Everyone knows and loves the x86 assembler. Most of its instructions are performed by a modern processor in units or fractions of nanoseconds. Some operations that are decoded into a long sequence of microcode, or awaiting memory access can run much longer — up to hundreds of nanoseconds. This post is about champions. The hit parade of four instructions under the cut, but for those who are too lazy to read the entire text, I will write here that the main villain is [memory] ++ under certain conditions.

The KDV is taken from the document by Agner Foh, which, along with two documents from Intel (optimization guide and architecture software development manual), contains many useful and interesting topics.
To begin with, there are commands that are expected to be executed within microseconds.
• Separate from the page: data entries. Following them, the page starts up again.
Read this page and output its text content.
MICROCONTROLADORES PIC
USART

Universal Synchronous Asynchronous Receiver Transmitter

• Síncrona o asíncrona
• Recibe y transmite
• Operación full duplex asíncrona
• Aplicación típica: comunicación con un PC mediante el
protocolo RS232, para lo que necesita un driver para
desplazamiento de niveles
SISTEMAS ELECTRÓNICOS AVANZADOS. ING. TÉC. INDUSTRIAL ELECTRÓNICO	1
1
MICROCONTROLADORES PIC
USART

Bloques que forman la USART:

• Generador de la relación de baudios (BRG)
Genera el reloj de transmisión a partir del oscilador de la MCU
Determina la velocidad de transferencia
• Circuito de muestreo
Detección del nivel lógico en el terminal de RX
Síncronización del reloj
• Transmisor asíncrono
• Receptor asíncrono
For example, IN, OUT or RSM (return from SMM). VMEXIT has greatly accelerated in recent years, and microsecond fractions last on microprocessors. There is MWAIT, which by definition is executed as long as possible. In general, there are many “heavy” instructions in ring 0, consisting entirely of microcode — WRMSR, CPUID, setting control registers, etc. The examples I give below can be performed with the privileges of ring 3, that is, in any ordinary program. Even C programming is not necessary - virtual machines of some popular languages ​​are able to generate code containing these operations. These are not some special processor commands, but ordinary instructions, sometimes under special conditions.
')
Since they are executed for a long time, any sane profiler will detect them with the usual time profiling, if, of course, they are found in a fairly “hot” code. There are also separate performance counters (PMU registers) that respond exclusively to such cases, with their help you can find these operations in a large program, even if they do not take a lot of absolute time (just why?). The most popular tools for this are
Vtune and Linux perf. You can also use
PCM , but it will not show where the instruction is.
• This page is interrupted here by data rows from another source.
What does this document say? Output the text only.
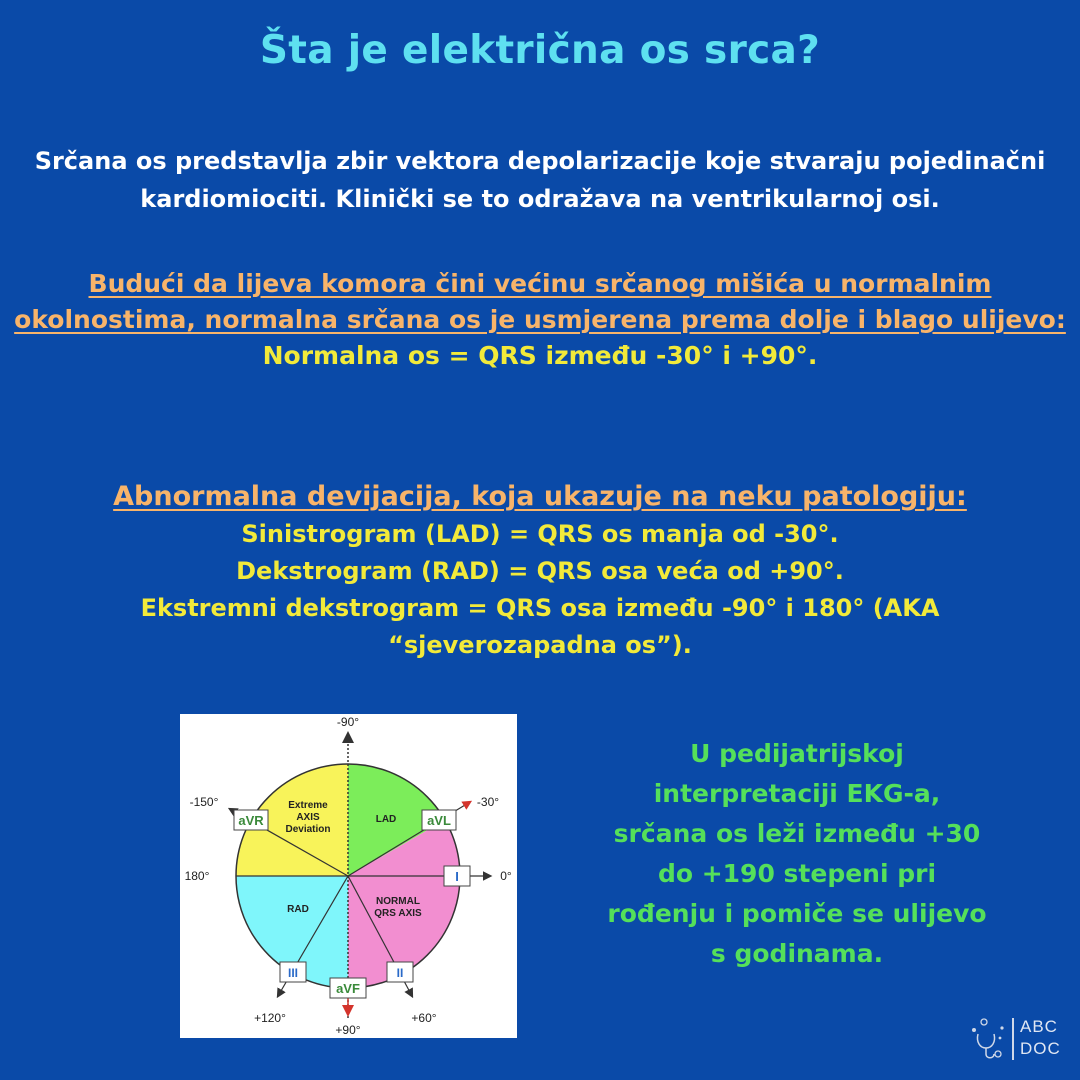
Šta je električna os srca?
Srčana os predstavlja zbir vektora depolarizacije koje stvaraju pojedinačni kardiomiociti. Klinički se to odražava na ventrikularnoj osi.
Budući da lijeva komora čini većinu srčanog mišića u normalnim okolnostima, normalna srčana os je usmjerena prema dolje i blago ulijevo:
Normalna os = QRS između -30° i +90°.
Abnormalna devijacija, koja ukazuje na neku patologiju:
Sinistrogram (LAD) = QRS os manja od -30°.
Dekstrogram (RAD) = QRS osa veća od +90°.
Ekstremni dekstrogram = QRS osa između -90° i 180° (AKA “sjeverozapadna os”).
Extreme
AXIS
Deviation
LAD
RAD
NORMAL
QRS AXIS
-90°
-30°
-150°
180°	0°
+90°
+120°	+60°
aVR	aVL
I
III	II
aVF
U pedijatrijskoj interpretaciji EKG-a, srčana os leži između +30 do +190 stepeni pri rođenju i pomiče se ulijevo s godinama.
ABC
DOC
Villain number four. The x86 command (in fact, x87), which can run for almost 700 clock cycles - FYl2X. Calculates the binary logarithm multiplied by the second operand. There is no analogue in SSE, so it is still found in nature. There is no special counter.
Villain number three. Perhaps a slightly artificial example, but often used. Fortunately, mostly in the drivers.
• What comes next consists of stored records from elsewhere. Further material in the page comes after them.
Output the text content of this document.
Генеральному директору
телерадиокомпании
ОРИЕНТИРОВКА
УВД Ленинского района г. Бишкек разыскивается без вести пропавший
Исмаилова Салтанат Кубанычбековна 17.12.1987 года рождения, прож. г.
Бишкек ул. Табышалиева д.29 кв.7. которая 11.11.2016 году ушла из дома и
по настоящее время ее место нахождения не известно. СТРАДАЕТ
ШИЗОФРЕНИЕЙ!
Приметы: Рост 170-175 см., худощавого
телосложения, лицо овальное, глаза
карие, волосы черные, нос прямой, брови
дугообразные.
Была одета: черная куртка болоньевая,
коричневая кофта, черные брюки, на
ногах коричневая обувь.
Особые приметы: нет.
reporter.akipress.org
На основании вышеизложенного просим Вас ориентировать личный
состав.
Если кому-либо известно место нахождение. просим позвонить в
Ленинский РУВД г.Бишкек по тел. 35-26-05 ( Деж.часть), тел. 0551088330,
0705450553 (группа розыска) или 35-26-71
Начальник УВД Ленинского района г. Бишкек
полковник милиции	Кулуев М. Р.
The MFENCE command (or its subsets - LFENCE, SFENCE. By the way, LFENCE + SFENCE! = MFENCE). If a long memory operation or PCIe write was performed before MFENCE, for example, an operation with non-temporal (MOVNTI, MOVNTPS, MASKMOVDQU, etc.) or operand located in the write through / write combined memory area, then the “fence” itself It will take almost a microsecond or longer. A performance counter for this situation exists, but is not in the processor core, but in “uncore”, it is easier to work with it through PCM.
Villain number two. Here is a very simple code.
double fptest = 3000000000.0f; // Same with float.
// TSC1
int inttest = 2 + fptest;
// TSC2
time = TSC2 - TSC1;
What do you think about what time will be? (It doesn't matter if this code is compiled into x87 or scalar SSE). This single instruction will be executed in 1-2 microseconds. This is the so-called denormal operation, a special case that is handled by a long microcode sequence. It is caught easily, the PMU register - the performance counter is called FP_ASSIST.ALL. By the way, it is clear that measuring the difference in TSC when executing one (or even several dozen) instructions is almost always meaningless. This case is an exception, we measure a long microcode.
The main villain. static unsigned char array [128];
for (int i = 0; i <64; i ++) if ((int) (array + i)% 64 == 63) break;
lock = (unsigned int *) (array + i);
for (i = 0; i <1024; i) * (lock) ++; // prime
// TSC1
asm volatile (
"lock xaddl% 1, (% 0) \ n"
: // no output
: "r" (lock), "r" (1));
// or in Windows, just InterlockedIncrement (lock);
// TSC2
time = TSC2 - TSC1;
Well, and the bonus - unlike other participants of the parade hit, this code will force all other cores to also stop for a smoke break for a period of several thousand cycles.
This is also caught with Vtune, perf, PCM, etc. using the LOCK_CYCLES.SPLIT_LOCK_UC_LOCK_DURATION counter. The example may seem far-fetched, but over the past year I have encountered this problem with my clients twice. In one of the cases, LOCK_CYCLES.SPLIT_LOCK_UC_LOCK_DURATION went off scale during initialization of a huge program written in .net. I didn’t figure out then, rantatime or the client’s code put the mutex so badly, but the performance dropped seriously - another independent program running on a different core slowed down thirty times.
Does anyone know even a slower instruction? (REP MOV not offer).